Here we talked and very good company till late, and then took leave of one another, and indeed I am heartily sorry for Mr. Hill’s leaving us, for he is a very worthy gentleman, as most I know. God give him a good voyage and successe in his business. Thus we parted and my wife and I to bed, heavy for the losse of our friend.

paper heart
my wife and I heavy
for the loss of our friend


Erasure haiku derived from The Diary of Samuel Pepys, Friday 2 March 1666.

Teeth of the storm

Up, and to the office, where busy all the morning. Late to dinner, and then to the office again, and there busy till past twelve at night, and so home to supper and to bed.
We have newes of Sir Jeremy Smith’s being very well with his fleete at Cales.

the din of ice
busy as we eat

supper and news


Erasure poem derived from The Diary of Samuel Pepys, Saturday 17 February 1666.

Interloper

Up, and to the office. At noon, full of business, to dinner. This day comes first Sir Thomas Harvy after the plague, having been out of towne all this while. He was coldly received by us, and he went away before we rose also, to make himself appear yet a man less necessary. After dinner, being full of care and multitude of business, I took coach and my wife with me. I set her down at her mother’s (having first called at my Lord Treasurer’s and there spoke with Sir Ph.

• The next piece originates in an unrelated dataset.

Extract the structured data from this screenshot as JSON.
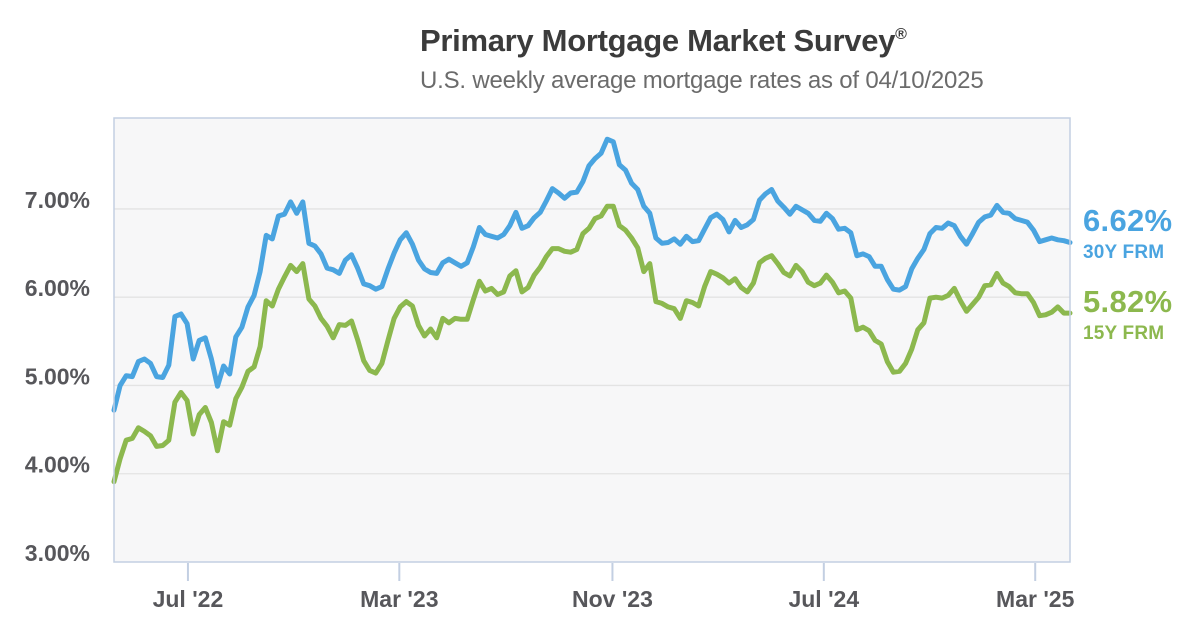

Warwicke), and I to the Exchequer about Tangier orders, and so to the Swan and there staid a little, and so by coach took up my wife, and at the old Exchange bought a muffe, and so home and late at my letters, and so to supper and to bed, being now-a-days, for these four or five months, mightily troubled with my snoring in my sleep, and know not how to remedy it.

in this cold rose
a moth
having a sleep


Erasure poem derived from The Diary of Samuel Pepys, Saturday 10 February 1666.